I was sitting against a wall in a building with workshops and meetings still in session and burst out into tears. These tears were not just out of the blue– these tears were coming from emotions and thoughts that I was having days, weeks and months prior to this moment. On April 16, 2015, I was feeling so overwhelmed with various things going on in my life that I tried one of the many techniques that I have learned in therapy (yes, I am a Black woman that goes to therapy): journaling. So I got out my computer and decided to type out how I was feeling. At that point in my life, I really felt like my entire world was shattering and there was nothing that I could do about it. When I got to the end of the list, all of the feelings and thoughts really boiled down to one thing:
Feeling worthless; and like I have no sense of purpose in life. I seriously just feel like I am in limbo and have no way out. I am searching for something, some sign telling me that everything will be okay.
Journaling helped me get through the next couple of days. But by April 22, 2015, I was feeling more compelled to commit suicide. As I think back to that moment in the hallway, I remember not being able to breathe, think straight or see through my tear-filled eyes. The repetitious thought of dying, and not being on Earth anymore was so salient that I almost felt a sense of euphoria because I thought killing myself was the best and only option.
Even with people walking past me in the hallway, I felt like I was having an out-of-body experience and I could not control anything. I think the worst part was that I really didn’t know what to do.
Realizing that I could not breathe in what felt like a hallway closing in on me, I transitioned to a set of stairs outside the building. Tears on my face chilled as I entered the crisp spring air. Still thinking about what I wanted to do, and how I was going to go about killing myself, I continued to feel the gazes of bypassers debating whether or not they wanted to say something. In the midst of my thoughts I continued to think about the fact that I really only had that one option: to die.
The plan was that I was going to get in my car and go somewhere, but the thoughts about what I would do as I drove now fade as I reflect on the experience.
After some more tears and racing thoughts, my support system came to mind, and I decided to reach out for help in this time of need. Immediately after a phone call, I had two friends by my side to listen to my cry for help. I really appreciated them because at that point in time I needed people that would really hear what I had to say. I needed people that I could trust.
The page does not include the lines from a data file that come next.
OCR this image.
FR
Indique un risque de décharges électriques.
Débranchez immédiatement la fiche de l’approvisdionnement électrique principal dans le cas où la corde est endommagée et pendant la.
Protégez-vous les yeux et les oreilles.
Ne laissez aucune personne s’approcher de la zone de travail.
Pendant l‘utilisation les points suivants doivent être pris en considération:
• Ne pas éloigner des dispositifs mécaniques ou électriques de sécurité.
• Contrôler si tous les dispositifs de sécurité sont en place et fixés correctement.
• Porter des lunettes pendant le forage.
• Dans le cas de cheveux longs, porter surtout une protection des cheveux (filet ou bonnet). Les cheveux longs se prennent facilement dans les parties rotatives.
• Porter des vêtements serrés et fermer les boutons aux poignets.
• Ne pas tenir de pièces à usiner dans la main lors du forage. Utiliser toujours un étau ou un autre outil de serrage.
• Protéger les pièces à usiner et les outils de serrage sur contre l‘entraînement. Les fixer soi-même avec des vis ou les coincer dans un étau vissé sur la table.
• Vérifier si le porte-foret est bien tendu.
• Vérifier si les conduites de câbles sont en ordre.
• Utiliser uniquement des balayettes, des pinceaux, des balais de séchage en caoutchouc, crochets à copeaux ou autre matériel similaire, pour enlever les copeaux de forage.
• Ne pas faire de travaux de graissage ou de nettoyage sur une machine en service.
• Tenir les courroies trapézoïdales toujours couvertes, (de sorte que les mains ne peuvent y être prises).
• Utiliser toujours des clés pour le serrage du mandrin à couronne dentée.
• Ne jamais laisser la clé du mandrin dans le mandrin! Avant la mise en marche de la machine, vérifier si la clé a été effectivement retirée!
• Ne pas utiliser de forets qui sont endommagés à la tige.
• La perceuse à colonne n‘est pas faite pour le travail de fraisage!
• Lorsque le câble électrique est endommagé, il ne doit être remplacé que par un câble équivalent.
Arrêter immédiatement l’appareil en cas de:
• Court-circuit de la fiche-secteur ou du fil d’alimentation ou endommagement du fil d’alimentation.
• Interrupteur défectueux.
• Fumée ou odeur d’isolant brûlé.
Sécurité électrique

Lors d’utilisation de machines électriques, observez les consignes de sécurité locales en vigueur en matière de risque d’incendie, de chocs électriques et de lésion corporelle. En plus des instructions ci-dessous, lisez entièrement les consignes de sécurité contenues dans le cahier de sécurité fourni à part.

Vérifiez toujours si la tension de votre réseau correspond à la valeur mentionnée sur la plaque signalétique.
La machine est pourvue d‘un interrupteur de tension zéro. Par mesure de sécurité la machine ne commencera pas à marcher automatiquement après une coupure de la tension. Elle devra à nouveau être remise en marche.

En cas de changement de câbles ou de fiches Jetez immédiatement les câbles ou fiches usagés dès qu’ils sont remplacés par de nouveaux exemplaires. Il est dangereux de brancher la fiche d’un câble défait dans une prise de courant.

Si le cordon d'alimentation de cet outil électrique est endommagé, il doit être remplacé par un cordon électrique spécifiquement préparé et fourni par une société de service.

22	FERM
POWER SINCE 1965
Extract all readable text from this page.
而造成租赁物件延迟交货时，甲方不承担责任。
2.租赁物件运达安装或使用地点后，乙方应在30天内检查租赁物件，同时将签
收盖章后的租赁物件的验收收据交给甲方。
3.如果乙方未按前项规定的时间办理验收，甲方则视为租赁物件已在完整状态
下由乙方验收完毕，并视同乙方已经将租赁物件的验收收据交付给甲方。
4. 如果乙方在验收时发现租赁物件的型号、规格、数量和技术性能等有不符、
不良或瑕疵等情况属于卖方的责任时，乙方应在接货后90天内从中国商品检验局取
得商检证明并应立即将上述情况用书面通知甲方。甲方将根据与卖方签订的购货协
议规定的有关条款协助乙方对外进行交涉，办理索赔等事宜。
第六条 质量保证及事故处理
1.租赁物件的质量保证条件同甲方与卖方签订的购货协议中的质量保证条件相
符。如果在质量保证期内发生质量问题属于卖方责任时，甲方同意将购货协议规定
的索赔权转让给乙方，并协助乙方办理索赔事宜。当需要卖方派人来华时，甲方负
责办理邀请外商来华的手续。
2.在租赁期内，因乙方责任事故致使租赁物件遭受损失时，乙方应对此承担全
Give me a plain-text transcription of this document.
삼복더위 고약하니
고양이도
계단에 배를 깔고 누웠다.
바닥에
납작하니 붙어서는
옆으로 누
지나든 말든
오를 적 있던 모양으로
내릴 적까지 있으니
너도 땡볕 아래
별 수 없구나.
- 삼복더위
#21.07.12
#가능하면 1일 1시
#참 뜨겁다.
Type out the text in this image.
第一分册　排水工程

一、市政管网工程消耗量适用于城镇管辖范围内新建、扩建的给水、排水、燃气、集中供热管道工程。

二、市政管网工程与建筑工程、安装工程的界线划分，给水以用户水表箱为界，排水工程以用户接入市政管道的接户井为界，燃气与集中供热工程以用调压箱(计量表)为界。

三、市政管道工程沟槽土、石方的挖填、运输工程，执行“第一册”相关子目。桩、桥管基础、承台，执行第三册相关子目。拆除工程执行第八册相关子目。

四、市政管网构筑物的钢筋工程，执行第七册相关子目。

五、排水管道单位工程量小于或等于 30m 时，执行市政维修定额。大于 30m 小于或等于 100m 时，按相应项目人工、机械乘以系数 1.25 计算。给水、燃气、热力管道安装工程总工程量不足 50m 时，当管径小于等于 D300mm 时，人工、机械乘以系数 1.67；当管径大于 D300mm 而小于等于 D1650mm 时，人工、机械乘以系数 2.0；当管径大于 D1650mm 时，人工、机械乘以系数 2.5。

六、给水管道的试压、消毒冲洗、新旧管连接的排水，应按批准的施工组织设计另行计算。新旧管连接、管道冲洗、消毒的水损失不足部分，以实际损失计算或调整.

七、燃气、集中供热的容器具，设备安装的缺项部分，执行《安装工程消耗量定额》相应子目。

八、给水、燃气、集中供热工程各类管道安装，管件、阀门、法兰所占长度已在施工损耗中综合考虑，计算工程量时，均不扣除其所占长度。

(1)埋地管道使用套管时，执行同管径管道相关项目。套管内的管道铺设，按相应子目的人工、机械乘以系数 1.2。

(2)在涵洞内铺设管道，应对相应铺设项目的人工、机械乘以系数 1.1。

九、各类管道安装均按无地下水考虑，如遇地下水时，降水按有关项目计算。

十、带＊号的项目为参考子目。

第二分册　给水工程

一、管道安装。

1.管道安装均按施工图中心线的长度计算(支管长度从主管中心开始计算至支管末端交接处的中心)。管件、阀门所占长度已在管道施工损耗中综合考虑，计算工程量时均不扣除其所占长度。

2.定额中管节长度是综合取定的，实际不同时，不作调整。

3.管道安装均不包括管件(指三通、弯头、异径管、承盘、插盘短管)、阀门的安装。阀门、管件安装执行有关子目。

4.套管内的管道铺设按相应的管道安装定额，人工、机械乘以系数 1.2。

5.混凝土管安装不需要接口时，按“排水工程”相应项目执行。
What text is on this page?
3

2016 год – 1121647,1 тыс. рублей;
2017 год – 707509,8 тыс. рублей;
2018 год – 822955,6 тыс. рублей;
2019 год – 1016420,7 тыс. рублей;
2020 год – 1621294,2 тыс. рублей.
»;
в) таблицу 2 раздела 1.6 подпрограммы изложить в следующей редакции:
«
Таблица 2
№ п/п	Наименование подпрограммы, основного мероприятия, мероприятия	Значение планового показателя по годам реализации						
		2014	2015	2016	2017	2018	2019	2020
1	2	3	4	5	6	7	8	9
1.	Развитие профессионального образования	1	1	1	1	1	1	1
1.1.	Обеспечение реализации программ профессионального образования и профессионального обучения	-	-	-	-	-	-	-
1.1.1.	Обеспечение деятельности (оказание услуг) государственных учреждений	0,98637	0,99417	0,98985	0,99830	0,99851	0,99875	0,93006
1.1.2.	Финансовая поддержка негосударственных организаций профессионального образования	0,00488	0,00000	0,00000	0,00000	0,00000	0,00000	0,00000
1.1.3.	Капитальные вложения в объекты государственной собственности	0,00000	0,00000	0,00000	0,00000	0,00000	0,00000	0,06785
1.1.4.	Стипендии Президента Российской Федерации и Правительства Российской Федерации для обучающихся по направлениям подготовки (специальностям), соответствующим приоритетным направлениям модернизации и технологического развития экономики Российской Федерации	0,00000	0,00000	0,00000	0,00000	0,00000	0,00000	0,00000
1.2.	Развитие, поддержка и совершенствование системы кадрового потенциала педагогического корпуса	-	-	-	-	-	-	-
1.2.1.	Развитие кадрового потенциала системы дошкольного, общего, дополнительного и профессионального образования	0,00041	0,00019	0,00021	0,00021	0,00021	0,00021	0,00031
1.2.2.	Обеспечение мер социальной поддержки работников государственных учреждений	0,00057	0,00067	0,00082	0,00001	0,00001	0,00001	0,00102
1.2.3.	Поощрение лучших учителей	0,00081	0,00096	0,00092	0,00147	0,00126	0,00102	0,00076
Since that moment, I sought out professional mental health resources and shared my experience with a few close family members and friends. Looking back, much of the stress I was feeling was a part of the culture of perfectionism, and not feeling like I was adequate enough to be who I am, wholly and confidently. Now, believe that the answer to my cry was right inside of me. I had to take a break and step back from everything and learn to listen to my heart — and that was the hardest part.
So, I share my experience to say that we all have a right to our pain. I was so lost; I was a fourth-year student at the University of Michigan and I thought that I could not find an answer in what seemed to be a place where everyone was supposed to have it all together.
Yes, I am a Black woman, and I actually considered suicide. What I am finding out as I am reflecting more and more on my experience is that this is not as uncommon as people think. It is often thought of as wrong to ever speak about suicide or to even think that there are other people who may be feeling the same way within the Black community. But the more and more that I go through life, I learn that this is an internal battle for a lot of people. The triggers (depression, bullying, perfectionism, objectification, etc) are infinite,. but the main commonality is the fact that one finds solace in the idea that things would be better off if he or she committed suicide.
I am not sharing this story to say that it is simple to move past thoughts of suicide and everything will be filled with sunshine and happy thoughts in the days after. Shifting through my thoughts of suicide and living with depression is no easy task, because every day, hour and minute can be filled with moments of sadness, along with a host of other emotions. Learning to deal with these emotions, and how to restore yourself, takes patience and time, because introspection ain’t easy, and everyone’s route is different.
But, although I know it may not be easy please speak out.
If you or someone you know has thoughts of suicide, please talk to someone you know, or someone at the National Suicide Prevention Lifeline (24 hours, seven days a week. Languages: English, Spanish) at 1 (800) 273-8255. There are several University resources available such as the Counseling and Psychological Services Office or the Dean of Students Office and locally there is Washtenaw Alive, which is the suicide prevention planning collaborative of Washtenaw County.